Schipper is emeritus hoogleraar interculturele literatuurwetenschap aan de Universiteit Leiden en publiceerde onlangs Heuvels van het paradijs, waarin ze het ontstaan van patriarchale verhoudingen beschrijft. Het boek volgt op andere titels waarin ze onder meer scheppingsverhalen in verschillende culturen en religies onder de loep nam, en onderzocht hoe mensen hebben aangekeken tegen naaktheid en het bedekken en kleden van het lichaam. In Heuvels van het Paradijs richt ze zich op de anatomie van het vrouwelijk lichaam, en hoe bepalend die is geweest voor het ontstaan van machtsverschillen tussen mannen en vrouwen.
Vaginale tanden
De titel van Schippers nieuwe boek komt uit een studentenlied uit de middeleeuwen. In die tekst wordt de schoonheid van het vrouwelijk lichaam bezongen: ‘Een boezem die bevallig rijst. Als heuvels van het paradijs.’ Aan het eind van het lied blijkt dat de auteur zich het lichaam ook toe-eigent: ‘O genot van dit bezit’, klinkt het. In Heuvels van het paradijs wordt pijnlijk duidelijk dat het vrouwelijk lichaam door de eeuwen heen in vele culturen als eigendom is beschouwd. Zoals Schipper al in de introductie schrijft: “Uit inscripties in spijkerschrift blijkt dat de seksualiteit en de baarcapaciteit van vrouwen al vroeg gecontroleerd werden door mannen.” Vrouwen hebben zelf maar weinig te zeggen gehad over hun eigen lichaam.

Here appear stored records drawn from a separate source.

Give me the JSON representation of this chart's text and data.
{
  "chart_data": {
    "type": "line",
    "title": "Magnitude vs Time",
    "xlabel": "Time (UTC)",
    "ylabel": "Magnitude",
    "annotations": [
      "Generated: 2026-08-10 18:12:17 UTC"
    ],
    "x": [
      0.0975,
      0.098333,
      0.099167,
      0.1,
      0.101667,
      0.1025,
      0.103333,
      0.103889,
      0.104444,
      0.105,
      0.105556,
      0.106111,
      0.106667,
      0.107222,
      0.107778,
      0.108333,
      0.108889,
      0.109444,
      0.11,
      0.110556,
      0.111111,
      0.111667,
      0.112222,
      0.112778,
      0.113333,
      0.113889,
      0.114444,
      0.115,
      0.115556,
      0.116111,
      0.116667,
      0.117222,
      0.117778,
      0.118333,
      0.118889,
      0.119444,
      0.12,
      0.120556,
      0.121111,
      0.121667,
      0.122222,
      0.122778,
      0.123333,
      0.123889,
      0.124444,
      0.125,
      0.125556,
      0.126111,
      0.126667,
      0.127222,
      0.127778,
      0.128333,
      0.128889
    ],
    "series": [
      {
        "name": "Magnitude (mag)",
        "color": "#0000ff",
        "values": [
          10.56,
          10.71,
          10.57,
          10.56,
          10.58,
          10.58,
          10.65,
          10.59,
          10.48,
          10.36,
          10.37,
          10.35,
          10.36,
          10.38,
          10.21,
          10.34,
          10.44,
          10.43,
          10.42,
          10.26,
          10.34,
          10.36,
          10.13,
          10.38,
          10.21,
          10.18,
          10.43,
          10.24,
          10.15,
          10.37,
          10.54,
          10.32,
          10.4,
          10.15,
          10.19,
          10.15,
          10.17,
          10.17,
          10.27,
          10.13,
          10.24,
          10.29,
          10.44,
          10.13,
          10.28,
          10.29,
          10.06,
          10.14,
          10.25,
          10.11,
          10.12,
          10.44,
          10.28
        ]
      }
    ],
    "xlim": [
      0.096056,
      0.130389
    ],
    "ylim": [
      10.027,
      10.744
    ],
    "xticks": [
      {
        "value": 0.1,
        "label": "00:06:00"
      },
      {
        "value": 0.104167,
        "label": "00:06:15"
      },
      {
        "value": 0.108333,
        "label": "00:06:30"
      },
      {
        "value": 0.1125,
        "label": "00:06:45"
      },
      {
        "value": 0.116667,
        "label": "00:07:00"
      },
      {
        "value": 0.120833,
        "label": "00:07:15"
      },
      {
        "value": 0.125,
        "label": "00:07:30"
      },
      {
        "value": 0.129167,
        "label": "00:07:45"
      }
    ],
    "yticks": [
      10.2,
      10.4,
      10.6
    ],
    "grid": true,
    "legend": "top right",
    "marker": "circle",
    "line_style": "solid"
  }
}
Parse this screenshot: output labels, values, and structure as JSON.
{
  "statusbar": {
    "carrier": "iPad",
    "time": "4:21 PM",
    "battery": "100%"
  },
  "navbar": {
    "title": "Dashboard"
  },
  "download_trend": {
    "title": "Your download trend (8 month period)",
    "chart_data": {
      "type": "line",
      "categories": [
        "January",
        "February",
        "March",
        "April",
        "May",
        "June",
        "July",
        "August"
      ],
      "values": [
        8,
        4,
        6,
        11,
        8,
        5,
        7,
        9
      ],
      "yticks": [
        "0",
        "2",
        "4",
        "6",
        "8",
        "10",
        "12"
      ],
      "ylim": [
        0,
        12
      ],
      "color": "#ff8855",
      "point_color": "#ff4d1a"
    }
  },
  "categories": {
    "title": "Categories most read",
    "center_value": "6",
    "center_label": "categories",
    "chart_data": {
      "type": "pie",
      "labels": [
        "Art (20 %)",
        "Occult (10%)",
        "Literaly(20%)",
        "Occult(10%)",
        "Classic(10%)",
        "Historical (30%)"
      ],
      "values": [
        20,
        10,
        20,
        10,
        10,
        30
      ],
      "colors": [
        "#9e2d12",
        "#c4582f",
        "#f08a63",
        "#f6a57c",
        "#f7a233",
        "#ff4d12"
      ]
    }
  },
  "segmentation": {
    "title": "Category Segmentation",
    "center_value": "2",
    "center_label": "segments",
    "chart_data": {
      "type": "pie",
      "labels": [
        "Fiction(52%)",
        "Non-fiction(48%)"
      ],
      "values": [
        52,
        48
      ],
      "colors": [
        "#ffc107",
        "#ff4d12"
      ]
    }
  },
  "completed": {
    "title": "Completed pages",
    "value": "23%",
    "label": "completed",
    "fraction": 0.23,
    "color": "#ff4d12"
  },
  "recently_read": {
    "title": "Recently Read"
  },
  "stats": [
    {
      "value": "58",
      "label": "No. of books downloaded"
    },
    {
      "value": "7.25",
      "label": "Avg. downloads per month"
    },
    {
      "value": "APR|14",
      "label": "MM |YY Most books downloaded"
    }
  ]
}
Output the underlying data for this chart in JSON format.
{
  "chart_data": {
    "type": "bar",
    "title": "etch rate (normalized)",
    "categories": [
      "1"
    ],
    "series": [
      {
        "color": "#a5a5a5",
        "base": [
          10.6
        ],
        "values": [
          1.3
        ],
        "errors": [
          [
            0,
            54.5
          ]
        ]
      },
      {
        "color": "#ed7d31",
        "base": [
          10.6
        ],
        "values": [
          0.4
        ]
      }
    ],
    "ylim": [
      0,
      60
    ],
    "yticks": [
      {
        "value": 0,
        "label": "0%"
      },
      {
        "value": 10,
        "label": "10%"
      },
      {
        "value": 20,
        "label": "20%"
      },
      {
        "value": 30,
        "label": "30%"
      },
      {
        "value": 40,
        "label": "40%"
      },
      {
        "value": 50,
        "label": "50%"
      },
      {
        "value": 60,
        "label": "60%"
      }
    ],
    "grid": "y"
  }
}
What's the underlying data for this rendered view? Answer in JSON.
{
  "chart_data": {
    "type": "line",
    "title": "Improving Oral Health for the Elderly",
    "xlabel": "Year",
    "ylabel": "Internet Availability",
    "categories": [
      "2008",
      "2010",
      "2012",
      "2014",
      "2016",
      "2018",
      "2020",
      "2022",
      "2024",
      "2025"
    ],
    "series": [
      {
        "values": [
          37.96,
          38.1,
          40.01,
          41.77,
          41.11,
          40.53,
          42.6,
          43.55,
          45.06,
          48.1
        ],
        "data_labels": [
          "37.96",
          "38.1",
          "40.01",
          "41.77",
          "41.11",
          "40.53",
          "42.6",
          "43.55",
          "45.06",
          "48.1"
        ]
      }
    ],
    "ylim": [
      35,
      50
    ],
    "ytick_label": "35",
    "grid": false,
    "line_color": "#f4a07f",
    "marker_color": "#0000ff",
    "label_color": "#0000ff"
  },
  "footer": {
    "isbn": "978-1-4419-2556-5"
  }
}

Het boek is een fascinerende maar ook verbazingwekkende reis door de geschiedenis, culturen en religies, van de steentijd tot aan #MeToo. Het voorziet de discussie over #MeToo van een onmisbare context, want het denken over het vrouwenlichaam zit diep verankerd in de culturen en tradities van de wereld. Schipper analyseert aan de hand van oude teksten, kunst, verhalen en symbolen hoe vrouwelijke lichaamsdelen door de eeuwen heen begeerte en angst hebben opgeroepen. De vulva is een oeroud symbool voor vruchtbaarheid, maar roept tegelijkertijd vrees op, zoals in verschillende verhalen waarin vrouwen vaginale tanden hebben. Mythen over vrouwelijk bloed, menstruatie en ‘onreine’ vrouwen gaan eeuwen terug. In een hoofdstuk over geweld tegen vrouwen onthult Schipper hoe mannen al heel lang hun agressie loslaten op lichaamsdelen die ze zelf niet hebben.
“De angsten van mannen komen in die verhalen zo onthullend tot uitdrukking”, zegt Schipper. Maar de allerdiepste angst komt volgens haar voort uit het verschil dat mannen geen nieuw leven kunnen baren. En vrouwen baren niet alleen hun eigen soort, de meisjes, maar ook jongetjes. Die spectaculaire voorsprong mondde uit in achterstand op de meeste andere terreinen. Het betekent dat de behoefte aan compensatie gigantisch groot is geweest, aldus Schipper. Zoals ze in haar boek schrijft: “De vrouwelijke ‘procreatievoorsprong’ heeft de mannelijke sekse gestimuleerd om de unieke baarcapaciteit glansrijk voorbij te streven op zoveel mogelijk andere terreinen.”
Geen godinnen meer
Er was een tijd dat er in oude culturen verhalen rondwaarden over een moedergodin die het leven schiep, vertelt Schipper. Verhalen beschrijven een aardgodin of moedergodin die het leven baart en voedt, vaak voorgesteld als een groot lijf dat op de aarde ligt. “Uit al haar geboortekanalen kroop het leven naar boven.” Ook de oudste beeldjes zijn vaak vrouwen. Neem bijvoorbeeld de Venus van Hohle Fels – een beeldje van zo’n 35.000 tot 40.000 jaar oud – van een vrouw met grote borsten, een ronde buik en uitgesproken schaamstreek. Het straalt vruchtbaarheid uit. “Heel vroeger beseften mensen wel dat het nieuwe leven van de vrouwen afhangt”, zegt Schipper, die steeds scherp formuleert, vaak ook met humor.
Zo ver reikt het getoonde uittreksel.